Lao people were originally migrants from Southern China, composed of many ethnic groups with distinct languages and cultures.

 As they moved further South, they brought their traditions along with them. Due to historical Lao migration from the Lao PDR into Thailand and neighbouring countries, Lao cuisine has a much broader recognition globally. Therefore, the best way to try Lao food is by exploring the diversity of cuisines within Laos’s borders. In Laos, food is the most important activity throughout the day. In the local language, it is quite common for people to greet each other by immediately asking, “Have you eaten food?” (“Kin khao laeo bor?”). Lao people take a great passion for sharing traditional dishes with curious travellers; sticky rice is a staple throughout the country. It is a popular saying that Lao citizens eat more sticky rice than anyone else. It is traditionally steamed in a coneshaped bamboo basket and placed in a covered basket where it is eaten alongside many dishes. In Laos, sticky rice should always be available to eat at any time of the day.

Larb is a complimentary dish for sticky rice. This dish is a type of minced meat salad and is widely considered to be the national dish of Laos. You can find Larb made with chicken, beef, duck, fish, or pork. It is usually flavoured with fish sauce, lime juice, fermented fish juice, ground rice, and fresh herbs. It comes with a few chili peppers, which you can avoid eating if you cannot handle spicy food. (See the recipe below)

Delicious Baguettes (a long, thin type of bread of French origin) are also commonly found on many streets in Laos. This baguette sandwiches largely resemble a Vietnamese Banh Mi, but instead of using cilantro and pickles, the Lao version consists of watercress, grated carrots, and a good amount of chilegarlic sauce. It is a quick meal that you can enjoy on the go for breakfast or lunch. Laos Star Recipe: Chicken Larb Sometimes traveling can be expensive, but we have the next best option!

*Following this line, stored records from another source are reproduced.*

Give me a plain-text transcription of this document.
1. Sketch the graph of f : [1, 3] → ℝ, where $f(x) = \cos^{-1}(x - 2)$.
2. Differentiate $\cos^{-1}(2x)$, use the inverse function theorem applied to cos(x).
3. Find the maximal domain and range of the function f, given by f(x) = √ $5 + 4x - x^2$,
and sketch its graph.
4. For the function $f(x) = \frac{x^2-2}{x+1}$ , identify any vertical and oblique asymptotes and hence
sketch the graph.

With this staple Laos recipe, you can easily transport your taste buds to the magnificent views and buzzing streets.

This is our favourite: Ingredients

  • 1 pound of ground chicken
  • ½ cup of cooked chicken skin, sliced (found at Asian markets)
  • 1 tablespoon of cooking oil
  • cup shallots (sliced)
  • ¼ cup cilantro (roughly chopped)
  • ¼ cup mint (roughly chopped)
  • 2 spring onions (sliced)
  • 2 Thai chilies (finely sliced)
  • white pepper
  • cup roasted peanuts (unsalted, chopped roughly)
  • 1 lime, juiced
  • 2 inches. pieces of lemon grass
  • 2 cloves garlic, minced
  • 1 tablespoon of crushed dried chilli
  • 1 romaine lettuce (optional)


Step 1 – Get ready for the scallions, cilantro, spearmint, chilis, lemongrass, and chilis. First, ensure that you have minced the scallions, cilantro, spearmint, and garlic.

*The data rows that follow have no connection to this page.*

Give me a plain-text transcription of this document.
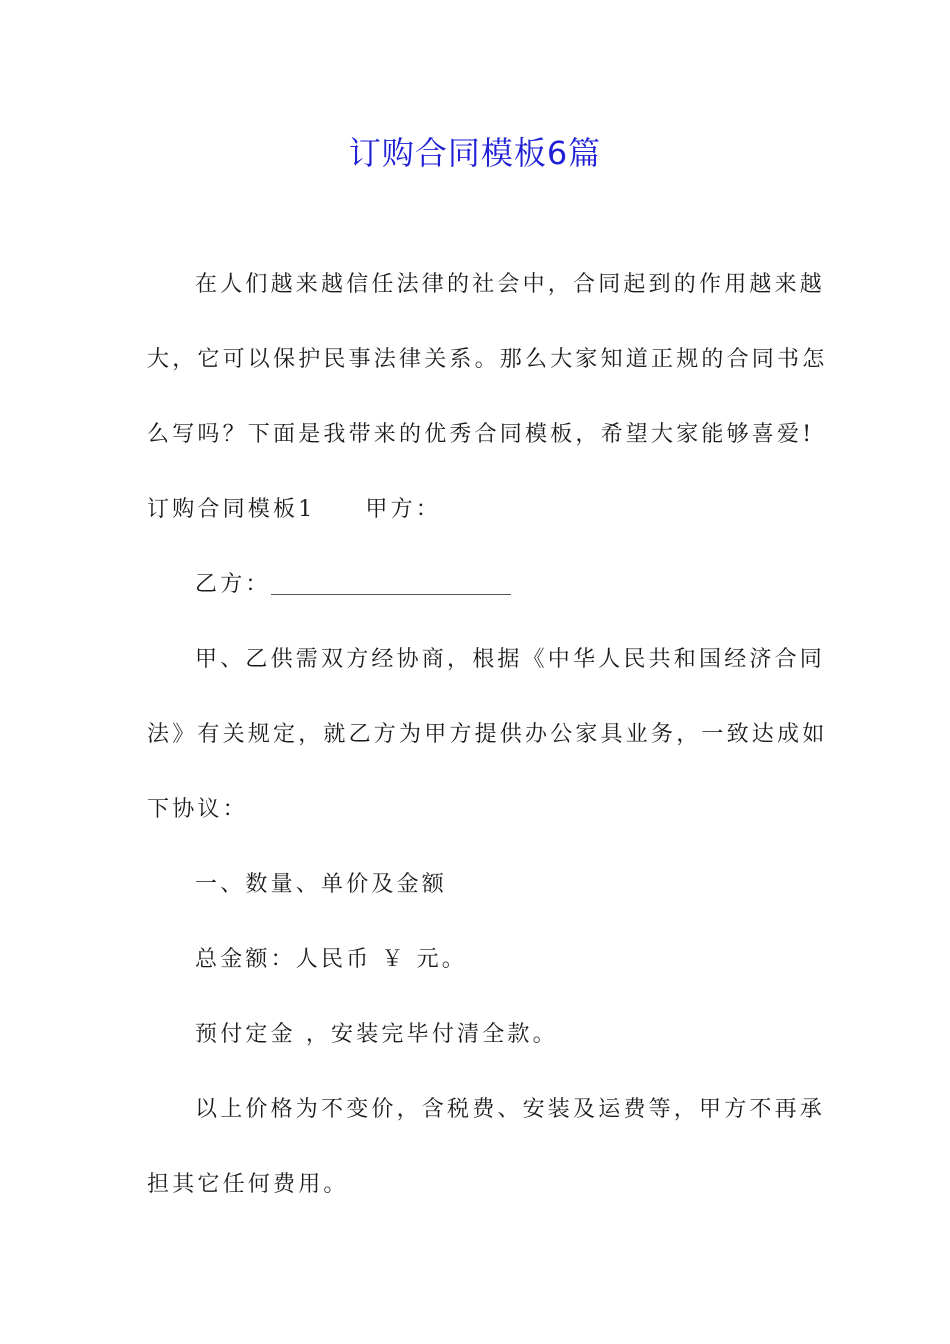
订购合同模板6篇
在人们越来越信任法律的社会中，合同起到的作用越来越
大，它可以保护民事法律关系。那么大家知道正规的合同书怎
么写吗？下面是我带来的优秀合同模板，希望大家能够喜爱!
订购合同模板1 甲方：
乙方：
甲、乙供需双方经协商，根据《中华人民共和国经济合同
法》有关规定，就乙方为甲方提供办公家具业务，一致达成如
下协议：
一、数量、单价及金额
总金额：人民币 ￥ 元。
预付定金 ，安装完毕付清全款。
以上价格为不变价，含税费、安装及运费等，甲方不再承
担其它任何费用。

Step 2 – Add the chicken to a pan along with about ½ cup of water. Spread the chicken evenly across the pan. Turn on the heat to medium and bring to a simmer without stirring. Let it simmer for 1 minute before carefully flipping over the ground chicken. Gently break it into small chunks. You’re looking for it to clump together and not turn into mush. Break up any large clumps with the back of a wooden spoon. After about 5 minutes, when you can see no pink from the chicken, remove from the heat and leave to cool completely.

Step 3 – Once cooled, drain the excess water from the chicken. Tip the chicken into a bowl. Stir in the shallots, cilantro, mint, spring onions, chilies, kaffir lime leaf, and white pepper. Pour in the dressing and stir well. Next, add in the padaek (fermented fish sauce).

Decant to a serving bowl or platter and scatter generously with the chopped peanuts.

Serve at room temperature with romaine lettuce leaves (optional) to make cups. On the side, serve lime wedges and some fantastic sticky rice.

The fun and adventures in Laos are endless, and we will note this down as one of our favourite travel locations and hope that we have at least convinced you to consider the same. Happy travelling and happy cooking!